The author continues the story of indexing through the development of Standard & Poor’s Depositary Receipts (SPDRs) and exchange-traded funds. Although exchange-traded funds (ETFs) have acquired a high profile in the financial markets, their origins and creators are not as well known as indexing’s. The idea of ETFs came from Nate Most, the head of product development at the American Stock Exchange. Well acquainted with the concept of traders buying and selling warehouse receipts for commodities rather than the physical products, Most applied it to a basket of securities. Like mutual index funds before them, ETFs encountered outspoken critics, including Vanguard founder Bogle.
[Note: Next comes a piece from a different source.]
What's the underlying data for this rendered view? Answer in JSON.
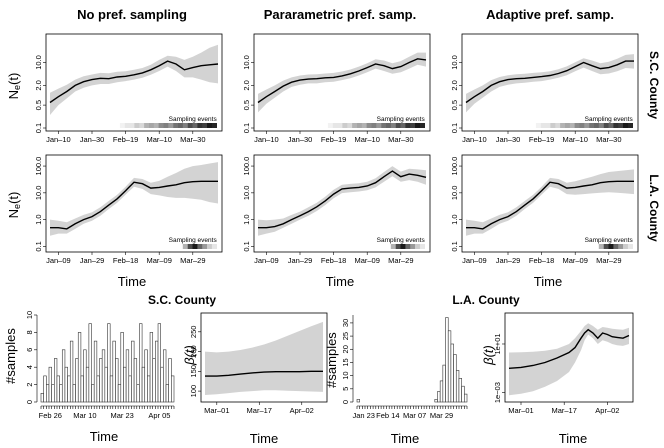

Wigglesworth points out several distinctions between ETFs and traditional indexing. Unlike index mutual funds, the rapidly proliferating ETFs now straddle and, in some cases, cross the line between passive and active investing by tweaking the indexes in various directions. For example, Robert Netzly’s Christian Wealth Management has designed ETFs to align with Christian values. Among the many other ETFs that depart from the notion of passive is HACK, which buys stocks in computer security companies.
No book on indexing would be complete without a discussion of the indexes that the funds track. Wigglesworth reminds us that an index’s composition is not magically handed down from heaven. Rather, it is the construct of a committee that decides which companies are included in the index and even determines how companies are classified for the purposes of assignment to the various indexes. For example, the tech industry has come under political fire from both the left and the right for several reasons, yet some of the most frequently criticized companies are not classified as tech. The index constructors assign Amazon to the retail category, while Google and Facebook are deemed to be communications firms. On the other hand, financial payments companies, such as Mastercard and Visa, are classified as technology stocks. Index committees wield additional market power due to the price impact that is felt when a stock is added to or removed from an index.
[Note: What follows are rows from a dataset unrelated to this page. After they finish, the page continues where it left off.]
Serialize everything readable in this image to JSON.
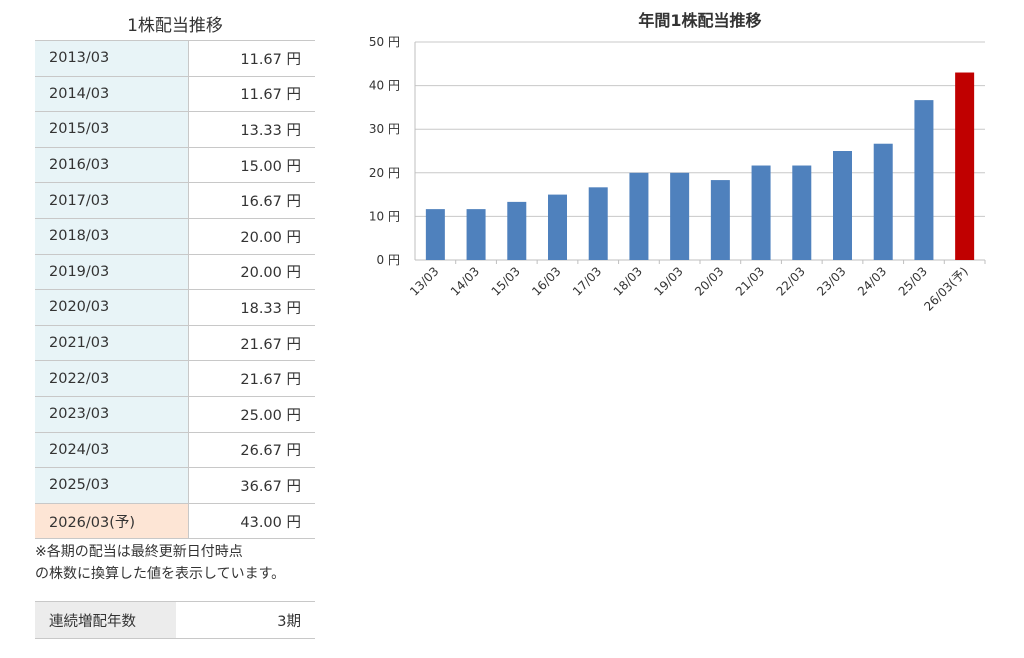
{
  "table": {
    "title": "1株配当推移",
    "rows": [
      {
        "period": "2013/03",
        "amount": "11.67 円",
        "forecast": false
      },
      {
        "period": "2014/03",
        "amount": "11.67 円",
        "forecast": false
      },
      {
        "period": "2015/03",
        "amount": "13.33 円",
        "forecast": false
      },
      {
        "period": "2016/03",
        "amount": "15.00 円",
        "forecast": false
      },
      {
        "period": "2017/03",
        "amount": "16.67 円",
        "forecast": false
      },
      {
        "period": "2018/03",
        "amount": "20.00 円",
        "forecast": false
      },
      {
        "period": "2019/03",
        "amount": "20.00 円",
        "forecast": false
      },
      {
        "period": "2020/03",
        "amount": "18.33 円",
        "forecast": false
      },
      {
        "period": "2021/03",
        "amount": "21.67 円",
        "forecast": false
      },
      {
        "period": "2022/03",
        "amount": "21.67 円",
        "forecast": false
      },
      {
        "period": "2023/03",
        "amount": "25.00 円",
        "forecast": false
      },
      {
        "period": "2024/03",
        "amount": "26.67 円",
        "forecast": false
      },
      {
        "period": "2025/03",
        "amount": "36.67 円",
        "forecast": false
      },
      {
        "period": "2026/03(予)",
        "amount": "43.00 円",
        "forecast": true
      }
    ],
    "note_line1": "※各期の配当は最終更新日付時点",
    "note_line2": "の株数に換算した値を表示しています。"
  },
  "streak": {
    "label": "連続増配年数",
    "value": "3期"
  },
  "chart_data": {
    "type": "bar",
    "title": "年間1株配当推移",
    "categories": [
      "13/03",
      "14/03",
      "15/03",
      "16/03",
      "17/03",
      "18/03",
      "19/03",
      "20/03",
      "21/03",
      "22/03",
      "23/03",
      "24/03",
      "25/03",
      "26/03(予)"
    ],
    "values": [
      11.67,
      11.67,
      13.33,
      15.0,
      16.67,
      20.0,
      20.0,
      18.33,
      21.67,
      21.67,
      25.0,
      26.67,
      36.67,
      43.0
    ],
    "ylim": [
      0,
      50
    ],
    "yticks": [
      0,
      10,
      20,
      30,
      40,
      50
    ],
    "ytick_labels": [
      "0 円",
      "10 円",
      "20 円",
      "30 円",
      "40 円",
      "50 円"
    ],
    "grid": true,
    "bar_color": "#4f81bd",
    "forecast_color": "#c00000",
    "forecast_index": 13
  }
}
The indexing revolution has likely saved investors billions of dollars in fees and has shaken up the investment industry. These changes have not been costless, however. They have put pressure on the revenues of a financial industry that does not exist merely to line the pockets of analysts and portfolio managers, but instead supports an entire ecosystem. This includes such functions as furnishing active managers with research reports and executing trades, all of which are necessary for the indexing industry to survive.
Wigglesworth also raises provocative points about the pitfalls of indexing, most notably the inability of index funds to adapt to new economic or social conditions. The 14 February 2018 shootings at Marjory Stoneman Douglas High School serve as an example. In the wake of that deadly incident, index fund providers, such as Vanguard and BlackRock, were unable to divest stocks of gun manufacturers, prompting calls to boycott them. Similarly, index funds that are not expressly designed for the purpose cannot divest stocks that fail to meet the environmental, social, and governance (ESG) movement’s standards.
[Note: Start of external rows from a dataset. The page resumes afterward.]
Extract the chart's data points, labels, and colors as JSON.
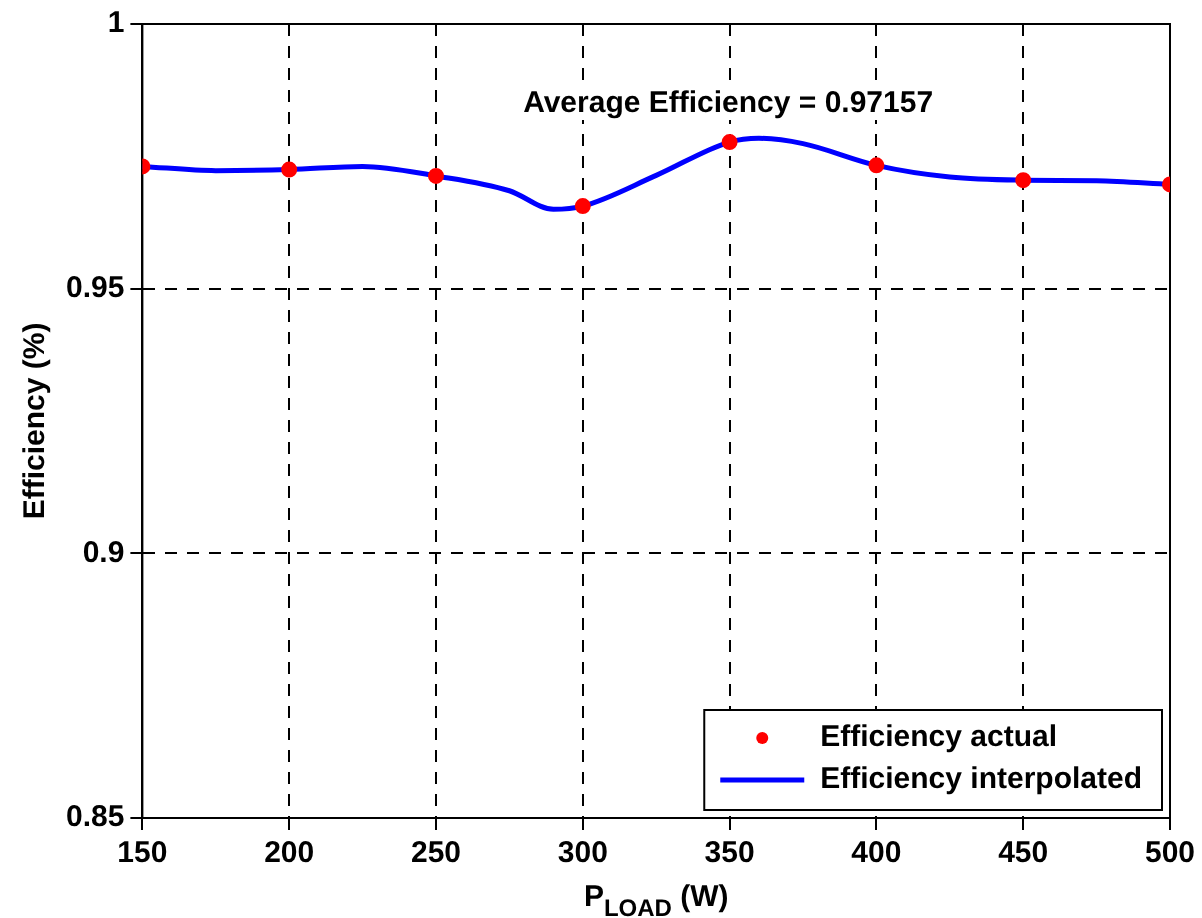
{
  "chart_data": {
    "type": "line",
    "xlabel": "P$_{LOAD}$ (W)",
    "ylabel": "Efficiency (%)",
    "annotations": [
      "Average Efficiency = 0.97157"
    ],
    "xlim": [
      150,
      500
    ],
    "xticks": [
      150,
      200,
      250,
      300,
      350,
      400,
      450,
      500
    ],
    "ylim": [
      0.85,
      1
    ],
    "yticks": [
      0.85,
      0.9,
      0.95,
      1
    ],
    "grid": true,
    "legend": "bottom right",
    "series": [
      {
        "name": "Efficiency actual",
        "type": "scatter",
        "color": "#ff0000",
        "marker": "circle",
        "x": [
          150,
          200,
          250,
          300,
          350,
          400,
          450,
          500
        ],
        "values": [
          0.9731,
          0.9725,
          0.9713,
          0.9656,
          0.9777,
          0.9733,
          0.9705,
          0.9697
        ]
      },
      {
        "name": "Efficiency interpolated",
        "type": "line",
        "color": "#0000ff",
        "marker": "none",
        "line_style": "solid",
        "x": [
          150,
          175,
          200,
          225,
          250,
          275,
          290,
          300,
          325,
          350,
          360,
          375,
          400,
          425,
          450,
          475,
          500
        ],
        "values": [
          0.9731,
          0.9723,
          0.9725,
          0.9731,
          0.9713,
          0.9685,
          0.965,
          0.9656,
          0.9714,
          0.9777,
          0.9784,
          0.9774,
          0.9733,
          0.9711,
          0.9705,
          0.9704,
          0.9697
        ]
      }
    ]
  }
}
Additional challenges confronting index funds arise from their own success. The industry’s explosive growth has endowed the largest index fund providers with substantial percentages of shareholder votes. They may consequently end up exerting an outsized influence over governance policy, facing critics on both sides of every issue.
With Trillions: How a Band of Wall Street Renegades Invented the Index Fund and Changed Finance Forever, Wigglesworth has produced a book that is historical, entertaining, and thought-provoking. It is one that both finance professionals and interested laypersons will enjoy.